The line that really gets me is this: “I need a love gonna lift me up to that drinking fountain / Just like my Daddy did in my younger days.” There’s something surprisingly tender there, which somehow I ascribe to John Hiatt. (Me and Hiatt and Hiatt’s daddy – oh, we go way back.) Suddenly this guy is interesting.
“Now is this love / Gonna get up off the ground / Is this love gonna get up off the ground,” Hiatt wails and moans. Really, ladies, we ought to help this poor schmuck with his burden of desire. After all, he’s, well, big, and girls, isn’t that what we want?
And dig how he humanizes himself in the third verse: “I never did just a little drinking / I could drink the Milky Way.” This line plunges deep for me -- knowing as I do that both Hiatt and Lowe are reformed alcoholics who bonded in the making of Hiatt’s Bring the Family (dig the cover image of John drinking coffee, the AA beverage of choice). “Think small and your heart starts shrinking,” Hiatt bravely declaims, and with one fell swoop, I am seduced. Who cares how “big” this guy is; his heart is big, and for a woman, that’s what really matters.
5 comments:
Good choice, I really like that album.
I guess you passed on "Solar Sex Panel"..... ;)

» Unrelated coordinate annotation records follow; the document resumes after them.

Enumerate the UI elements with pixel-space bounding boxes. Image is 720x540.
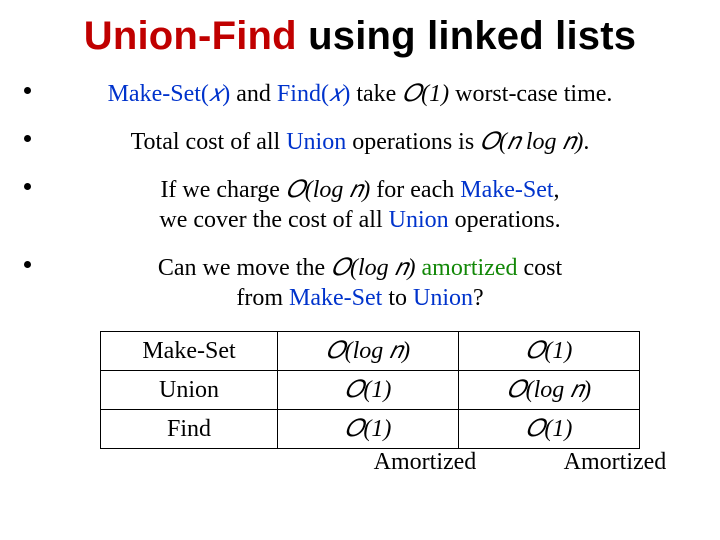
amortized-col-label: Amortized <box>330 449 520 476</box>
bullet-dot-icon <box>24 135 31 142</box>
table-row: Make-Set 𝑂(log 𝑛) 𝑂(1) <box>101 332 640 371</box>
op-union: Union <box>413 285 473 311</box>
op-find: Find(𝑥) <box>277 81 356 107</box>
cell-cx: 𝑂(1) <box>459 410 640 449</box>
bullet-dot-icon <box>24 261 31 268</box>
cell-cx: 𝑂(1) <box>278 410 459 449</box>
cell-op: Union <box>101 371 278 410</box>
title-rest: using linked lists <box>297 14 636 58</box>
bullet-4: Can we move the 𝑂(log 𝑛) amortized cost … <box>30 253 690 313</box>
complexity-logn: 𝑂(log 𝑛) <box>286 177 370 203</box>
op-union: Union <box>389 207 449 233</box>
complexity-logn: 𝑂(log 𝑛) <box>331 255 415 281</box>
cell-cx: 𝑂(log 𝑛) <box>459 371 640 410</box>
bullet-dot-icon <box>24 183 31 190</box>
complexity-nlogn: 𝑂(𝑛 log 𝑛) <box>480 129 583 155</box>
bullet-2: Total cost of all Union operations is 𝑂(… <box>30 127 690 157</box>
cell-cx: 𝑂(1) <box>459 332 640 371</box>
op-make-set: Make-Set <box>460 177 553 203</box>
complexity-table-wrap: Make-Set 𝑂(log 𝑛) 𝑂(1) Union 𝑂(1) 𝑂(log … <box>100 331 640 476</box>
slide-title: Union-Find using linked lists <box>30 14 690 59</box>
table-footer: Amortized Amortized <box>170 449 710 476</box>
bullet-dot-icon <box>24 87 31 94</box>
amortized-label: amortized <box>422 255 518 281</box>
cell-op: Make-Set <box>101 332 278 371</box>
title-highlight: Union-Find <box>84 14 297 58</box>
op-make-set: Make-Set <box>289 285 382 311</box>
table-row: Find 𝑂(1) 𝑂(1) <box>101 410 640 449</box>
op-union: Union <box>286 129 346 155</box>
amortized-col-label: Amortized <box>520 449 710 476</box>
bullet-1: Make-Set(𝑥) and Find(𝑥) take 𝑂(1) worst-… <box>30 79 690 109</box>
table-row: Union 𝑂(1) 𝑂(log 𝑛) <box>101 371 640 410</box>
bullet-3: If we charge 𝑂(log 𝑛) for each Make-Set,… <box>30 175 690 235</box>
cell-op: Find <box>101 410 278 449</box>
cell-cx: 𝑂(1) <box>278 371 459 410</box>
op-make-set: Make-Set(𝑥) <box>108 81 237 107</box>
complexity-table: Make-Set 𝑂(log 𝑛) 𝑂(1) Union 𝑂(1) 𝑂(log … <box>100 331 640 449</box>
slide: Union-Find using linked lists Make-Set(𝑥… <box>0 0 720 540</box>
bullet-list: Make-Set(𝑥) and Find(𝑥) take 𝑂(1) worst-… <box>30 79 690 313</box>
cell-cx: 𝑂(log 𝑛) <box>278 332 459 371</box>
complexity-o1: 𝑂(1) <box>402 81 449 107</box>
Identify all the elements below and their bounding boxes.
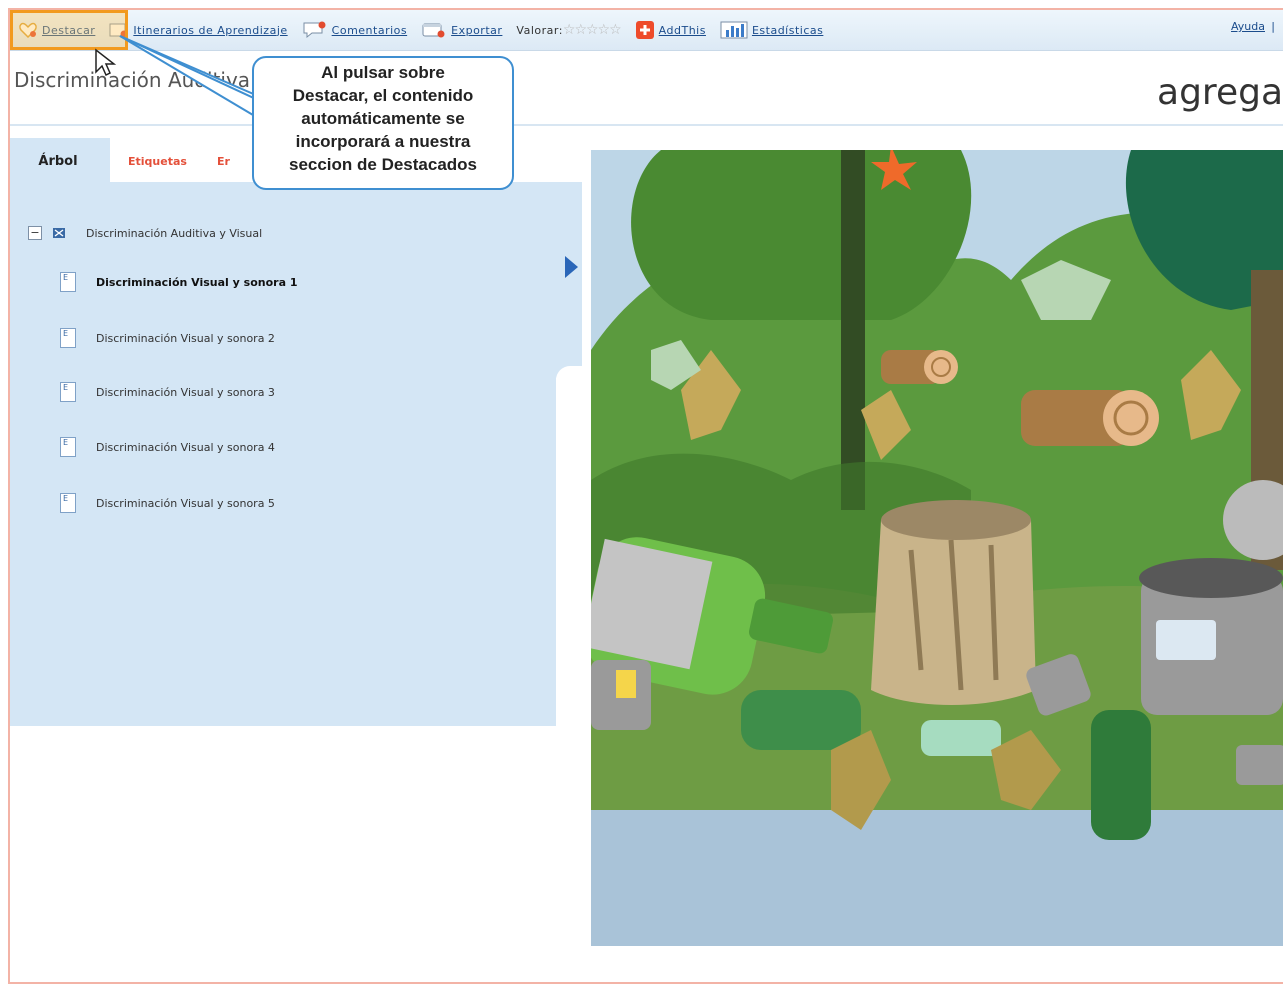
estadisticas-label: Estadísticas: [751, 23, 824, 37]
estadisticas-button[interactable]: Estadísticas: [720, 21, 824, 39]
callout-line: incorporará a nuestra: [295, 132, 471, 151]
tree-item-label: Discriminación Visual y sonora 4: [96, 440, 275, 454]
callout-line: seccion de Destacados: [288, 155, 478, 174]
package-icon: [52, 227, 66, 239]
document-icon: E: [60, 437, 76, 457]
tooltip-callout: Al pulsar sobre Destacar, el contenido a…: [252, 56, 514, 190]
tree-item-label: Discriminación Visual y sonora 2: [96, 331, 275, 345]
addthis-icon: [635, 21, 655, 39]
document-icon: E: [60, 328, 76, 348]
callout-line: Destacar, el contenido: [292, 86, 474, 105]
document-icon: E: [60, 382, 76, 402]
panel-notch: [556, 182, 582, 378]
valorar-label: Valorar:: [516, 23, 563, 37]
tree-item-label: Discriminación Visual y sonora 5: [96, 496, 275, 510]
collapse-icon[interactable]: −: [28, 226, 42, 240]
tree-item-label: Discriminación Visual y sonora 1: [96, 275, 298, 289]
forest-litter-scene: [591, 150, 1283, 946]
rating-stars-icon[interactable]: ☆☆☆☆☆: [563, 22, 622, 38]
addthis-button[interactable]: AddThis: [635, 21, 706, 39]
addthis-label: AddThis: [658, 23, 706, 37]
tree-item[interactable]: E Discriminación Visual y sonora 5: [60, 493, 275, 513]
callout-line: automáticamente se: [301, 109, 465, 128]
stats-chart-icon: [720, 21, 748, 39]
ayuda-link[interactable]: Ayuda: [1231, 20, 1265, 33]
tree-item[interactable]: E Discriminación Visual y sonora 4: [60, 437, 275, 457]
valorar-rating[interactable]: Valorar: ☆☆☆☆☆: [516, 22, 622, 38]
document-icon: E: [60, 272, 76, 292]
tree-item[interactable]: E Discriminación Visual y sonora 1: [60, 272, 297, 292]
toolbar-separator: |: [1271, 20, 1275, 33]
tree-root-label: Discriminación Auditiva y Visual: [86, 226, 263, 240]
tree-root[interactable]: − Discriminación Auditiva y Visual: [28, 226, 262, 240]
tree-item-label: Discriminación Visual y sonora 3: [96, 385, 275, 399]
content-illustration[interactable]: [591, 150, 1283, 946]
callout-line: Al pulsar sobre: [321, 63, 445, 82]
collapse-panel-arrow-icon[interactable]: [565, 256, 578, 278]
document-icon: E: [60, 493, 76, 513]
tree-item[interactable]: E Discriminación Visual y sonora 2: [60, 328, 275, 348]
tree-item[interactable]: E Discriminación Visual y sonora 3: [60, 382, 275, 402]
agrega-logo: agrega: [1157, 72, 1283, 113]
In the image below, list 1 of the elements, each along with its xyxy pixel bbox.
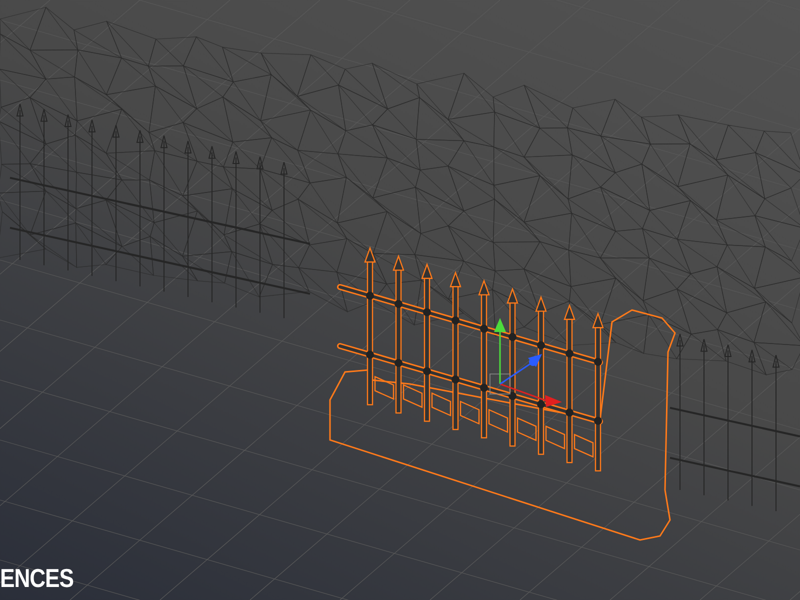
caption-text: ENCES <box>0 563 74 593</box>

Just saving it for a rainy day. :D
I have to admit, every time I listen to this album, I ponder who wrote which line. I have to credit most of the sex puns to Nick Lowe, but "Solar Sex Panel" seems pure Ry Cooder to me.
I had the great good fortune to see Little Village play at the Pantages Theater in Hollywood. It was a remarkable show. They played more than three hours, with lots of stuff from Nick's and John's solo albums, as well as almost every song from the Little Village album. After their fourth (!) encore, "Across the Borderline," they told the crowd, "We don't know any more songs!" Ironically, the one song from their own album they didn't play was my favorite, and my most favorite of all Hiatt songs, the wonderfully titled "Don't Think About Her When You're Trying to Drive." To make up for it, though, they did a very, very long version of your selection for today.
I'd been waiting for a Nick Lowe-related entry to mention that I finally got to see his entire "Austin City Limits" appearance. Very enjoyable, with a brand new song called "I Read a Lot" that I hope ends up on an album soon. If you haven't seen it, it's worth a visit to YouTube.
Lucky you, to have seen Little Village! I've seen them all separately, but missed the combination act, to my eternal regret. Thanks for your memories. ("Don't know any more songs," yeah, right.)
I did see the ACL with Nick, and pored over the full interview on line. It was magnificent, wasn't it? Though not enough Nick -- there's never enough Nick for me.
Don't worry about the shortage of Nick Lowe posts; next month he turns 60 and I'm thinking a monthlong celebration may be in order...
I'm a total Hiatt freak. I wish I'd caught Little Village back in the day.
I think the reason the super group didn't make it is because of egos, kinda like this songs title (Big Love).